Olayların yaşanmasında toprağa biçilen rolün ve verilen değerin de
etkili olduğunu aktaran Eyigün, toprağa namus gözü ile bakılmasının
toprak için adam öldürmeyi olağan karşılamaya neden olduğunu
belirtti. Eyigün, “Bölge insanının ’toprak’ kavramına bakışı da
önemlidir. Gerçi tüm Anadolu kültüründe, hatta Ortadoğu
kültürlerinde toprağa ayrı bir anlam atfedilmiş ve toprak ’Namus’

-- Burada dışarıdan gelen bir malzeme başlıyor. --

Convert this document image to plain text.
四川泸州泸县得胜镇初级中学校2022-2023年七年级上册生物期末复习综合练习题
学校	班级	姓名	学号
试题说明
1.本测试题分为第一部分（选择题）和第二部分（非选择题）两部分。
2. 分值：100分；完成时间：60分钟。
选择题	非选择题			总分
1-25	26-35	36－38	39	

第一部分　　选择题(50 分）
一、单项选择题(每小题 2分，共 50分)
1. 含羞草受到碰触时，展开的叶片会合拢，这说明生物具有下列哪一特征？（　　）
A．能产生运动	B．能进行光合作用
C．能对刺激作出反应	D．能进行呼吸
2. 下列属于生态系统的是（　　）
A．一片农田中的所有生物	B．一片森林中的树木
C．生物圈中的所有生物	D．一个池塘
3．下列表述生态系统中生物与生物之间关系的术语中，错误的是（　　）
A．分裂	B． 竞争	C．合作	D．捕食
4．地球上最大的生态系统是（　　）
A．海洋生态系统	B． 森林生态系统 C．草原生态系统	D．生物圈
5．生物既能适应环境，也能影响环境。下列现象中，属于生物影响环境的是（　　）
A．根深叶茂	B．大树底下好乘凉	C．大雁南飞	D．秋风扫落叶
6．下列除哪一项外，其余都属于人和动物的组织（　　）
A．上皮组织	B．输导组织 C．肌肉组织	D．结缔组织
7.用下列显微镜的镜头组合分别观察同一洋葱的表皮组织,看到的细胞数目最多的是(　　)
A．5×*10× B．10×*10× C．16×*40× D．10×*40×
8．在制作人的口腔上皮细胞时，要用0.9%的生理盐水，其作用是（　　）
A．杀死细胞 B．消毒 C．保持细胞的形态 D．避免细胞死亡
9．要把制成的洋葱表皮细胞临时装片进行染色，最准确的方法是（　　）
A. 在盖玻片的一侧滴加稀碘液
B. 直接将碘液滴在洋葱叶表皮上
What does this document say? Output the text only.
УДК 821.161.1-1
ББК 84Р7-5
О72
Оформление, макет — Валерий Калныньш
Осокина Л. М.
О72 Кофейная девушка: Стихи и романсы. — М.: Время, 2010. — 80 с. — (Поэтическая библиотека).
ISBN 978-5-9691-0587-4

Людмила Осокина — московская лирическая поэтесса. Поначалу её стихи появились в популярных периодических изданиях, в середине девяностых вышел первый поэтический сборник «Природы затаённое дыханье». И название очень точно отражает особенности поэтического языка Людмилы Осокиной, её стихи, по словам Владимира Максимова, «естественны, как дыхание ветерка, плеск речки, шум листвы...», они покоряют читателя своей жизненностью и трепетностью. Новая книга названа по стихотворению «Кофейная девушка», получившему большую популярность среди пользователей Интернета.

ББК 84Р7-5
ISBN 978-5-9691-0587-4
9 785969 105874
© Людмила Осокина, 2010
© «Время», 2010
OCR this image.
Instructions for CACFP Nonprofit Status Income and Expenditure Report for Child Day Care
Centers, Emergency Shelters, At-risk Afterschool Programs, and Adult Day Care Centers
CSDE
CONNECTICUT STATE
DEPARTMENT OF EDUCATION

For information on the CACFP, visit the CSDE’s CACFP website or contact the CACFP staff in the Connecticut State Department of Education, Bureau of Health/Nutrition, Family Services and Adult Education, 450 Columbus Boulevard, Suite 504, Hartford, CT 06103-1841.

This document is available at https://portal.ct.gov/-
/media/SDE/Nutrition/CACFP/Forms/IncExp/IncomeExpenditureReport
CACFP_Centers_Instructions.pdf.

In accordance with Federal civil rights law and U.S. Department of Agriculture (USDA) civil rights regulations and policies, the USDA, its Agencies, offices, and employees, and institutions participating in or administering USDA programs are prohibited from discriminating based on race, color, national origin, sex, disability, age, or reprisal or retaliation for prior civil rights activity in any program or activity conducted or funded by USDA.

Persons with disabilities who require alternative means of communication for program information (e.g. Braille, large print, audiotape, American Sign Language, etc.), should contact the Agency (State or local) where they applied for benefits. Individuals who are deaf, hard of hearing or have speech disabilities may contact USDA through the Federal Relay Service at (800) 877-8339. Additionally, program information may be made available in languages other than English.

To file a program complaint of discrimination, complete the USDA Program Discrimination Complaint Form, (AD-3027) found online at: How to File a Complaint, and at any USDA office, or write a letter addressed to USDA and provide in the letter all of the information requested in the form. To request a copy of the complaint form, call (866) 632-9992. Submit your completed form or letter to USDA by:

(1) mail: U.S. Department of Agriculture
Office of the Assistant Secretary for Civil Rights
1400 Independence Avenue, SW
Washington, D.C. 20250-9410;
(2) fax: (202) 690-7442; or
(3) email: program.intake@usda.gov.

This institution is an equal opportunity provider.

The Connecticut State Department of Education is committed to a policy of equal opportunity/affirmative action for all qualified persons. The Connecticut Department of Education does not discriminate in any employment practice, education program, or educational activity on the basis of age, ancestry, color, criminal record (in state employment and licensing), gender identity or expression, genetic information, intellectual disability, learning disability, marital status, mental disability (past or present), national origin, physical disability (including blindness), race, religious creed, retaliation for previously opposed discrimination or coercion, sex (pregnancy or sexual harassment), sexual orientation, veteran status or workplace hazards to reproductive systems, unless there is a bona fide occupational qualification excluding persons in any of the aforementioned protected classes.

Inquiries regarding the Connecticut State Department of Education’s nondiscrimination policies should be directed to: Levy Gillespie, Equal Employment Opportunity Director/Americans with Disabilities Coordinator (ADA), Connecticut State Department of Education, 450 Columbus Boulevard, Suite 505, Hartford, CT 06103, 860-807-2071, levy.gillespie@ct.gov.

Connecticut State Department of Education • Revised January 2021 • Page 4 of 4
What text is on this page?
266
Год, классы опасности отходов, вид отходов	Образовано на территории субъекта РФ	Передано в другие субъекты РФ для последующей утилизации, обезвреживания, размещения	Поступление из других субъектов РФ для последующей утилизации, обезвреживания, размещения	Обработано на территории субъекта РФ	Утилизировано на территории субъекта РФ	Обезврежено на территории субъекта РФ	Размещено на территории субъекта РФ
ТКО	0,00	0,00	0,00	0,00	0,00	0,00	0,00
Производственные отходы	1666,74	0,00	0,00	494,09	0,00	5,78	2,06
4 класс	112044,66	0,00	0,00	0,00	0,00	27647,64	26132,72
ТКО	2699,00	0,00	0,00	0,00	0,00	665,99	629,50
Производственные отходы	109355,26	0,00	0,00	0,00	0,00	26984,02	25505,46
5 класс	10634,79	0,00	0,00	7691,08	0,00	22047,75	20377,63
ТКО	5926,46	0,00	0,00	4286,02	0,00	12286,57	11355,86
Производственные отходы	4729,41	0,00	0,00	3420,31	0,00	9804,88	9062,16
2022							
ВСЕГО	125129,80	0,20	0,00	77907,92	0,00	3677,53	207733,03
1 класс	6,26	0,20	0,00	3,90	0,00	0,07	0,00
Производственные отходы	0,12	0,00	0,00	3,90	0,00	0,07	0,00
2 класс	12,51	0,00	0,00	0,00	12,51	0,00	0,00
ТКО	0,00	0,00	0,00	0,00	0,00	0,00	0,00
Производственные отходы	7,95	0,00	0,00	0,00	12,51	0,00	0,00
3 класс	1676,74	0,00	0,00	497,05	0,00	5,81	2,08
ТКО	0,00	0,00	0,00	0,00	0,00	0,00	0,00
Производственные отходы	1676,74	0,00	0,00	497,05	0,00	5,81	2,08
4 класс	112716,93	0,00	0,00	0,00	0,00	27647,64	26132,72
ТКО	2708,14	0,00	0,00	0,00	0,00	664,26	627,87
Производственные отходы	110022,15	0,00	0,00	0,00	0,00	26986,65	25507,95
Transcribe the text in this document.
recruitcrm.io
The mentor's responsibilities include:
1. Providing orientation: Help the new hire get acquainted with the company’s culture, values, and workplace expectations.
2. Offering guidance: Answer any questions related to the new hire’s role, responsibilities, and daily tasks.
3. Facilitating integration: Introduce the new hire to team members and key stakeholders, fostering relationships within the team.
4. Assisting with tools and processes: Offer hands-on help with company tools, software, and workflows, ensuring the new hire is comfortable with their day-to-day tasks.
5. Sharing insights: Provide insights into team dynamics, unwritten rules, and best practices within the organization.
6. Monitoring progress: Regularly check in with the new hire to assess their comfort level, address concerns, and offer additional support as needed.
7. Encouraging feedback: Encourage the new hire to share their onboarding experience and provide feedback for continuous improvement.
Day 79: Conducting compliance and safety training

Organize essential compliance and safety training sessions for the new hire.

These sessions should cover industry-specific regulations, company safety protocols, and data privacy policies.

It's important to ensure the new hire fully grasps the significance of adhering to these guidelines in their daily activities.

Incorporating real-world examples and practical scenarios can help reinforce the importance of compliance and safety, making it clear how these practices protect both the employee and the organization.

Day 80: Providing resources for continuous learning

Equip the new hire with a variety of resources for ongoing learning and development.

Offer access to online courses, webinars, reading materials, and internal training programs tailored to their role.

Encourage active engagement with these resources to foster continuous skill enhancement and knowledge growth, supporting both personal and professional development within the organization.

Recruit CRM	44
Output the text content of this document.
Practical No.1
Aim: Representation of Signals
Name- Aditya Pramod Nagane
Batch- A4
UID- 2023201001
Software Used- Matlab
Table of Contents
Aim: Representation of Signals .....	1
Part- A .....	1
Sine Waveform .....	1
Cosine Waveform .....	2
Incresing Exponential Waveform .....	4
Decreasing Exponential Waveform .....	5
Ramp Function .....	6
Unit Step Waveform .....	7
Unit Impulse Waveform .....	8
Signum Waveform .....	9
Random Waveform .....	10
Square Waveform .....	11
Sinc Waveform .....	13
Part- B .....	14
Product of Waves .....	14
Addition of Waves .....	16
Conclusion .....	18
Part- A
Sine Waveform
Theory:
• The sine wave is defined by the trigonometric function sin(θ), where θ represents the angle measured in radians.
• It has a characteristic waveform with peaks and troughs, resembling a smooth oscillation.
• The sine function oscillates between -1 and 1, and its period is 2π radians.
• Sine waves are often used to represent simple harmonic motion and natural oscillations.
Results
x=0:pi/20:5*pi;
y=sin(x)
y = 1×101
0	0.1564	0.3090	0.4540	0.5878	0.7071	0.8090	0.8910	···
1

olarak algılanmıştır. Hatta Anadolu’da ’ev satılır, araba satılır,
ama toprak satılmaz, çünkü toprak namustur’, gibi bir algı var. Bu
algı, yani toprağı namusla eşdeğer görme algısı, Anadolu’nun diğer
bölgelerine göre Güneydoğu’da daha da güçlüdür. Toprağa tecavüz,
namusa tecavüz gibi algılanmaktadır. Namusa tecavüzün de karşılığı
ölümdür. Güneydoğu’da toprak namustur, denilmiş ve ona namus ve
şeref gibi olgular yüklemiştir, toprağa tecavüz namusa tecavüz gibi
algılanmıştır” dedi.
"KİŞİSEL ÖÇ ALMA DUYGUSU”
Yaşanan öldürme vakalarında vatandaşların kendi öçlerini
kendilerinin alma düşüncesinin katliamlara neden olduğunu kaydeden
Eyigün, devletin ilgili mercilerine başvurma kültürünün henüz
oturmadığını ifade etti. Eyigün, “Toplumumuzda kişisel olarak öç
alma veya cezalandırma bicimi yaygın bir davranış tarzı olarak
dikkat çekmektedir. Bireyler bazen kendi aralarındaki sorunları,
devletin ilgili merci ve kurumlarının dışında kendi
inisiyatifleriyle çözmeye çalışmaktadırlar. Bu tutumun temelinde,
sorunun yetkili merciler ile çözümünü olanaklı kılan bir tavrın
aynı şekilde korkaklıkla eş değer olarak görülmesidir” diye
konuştu.
(İHA)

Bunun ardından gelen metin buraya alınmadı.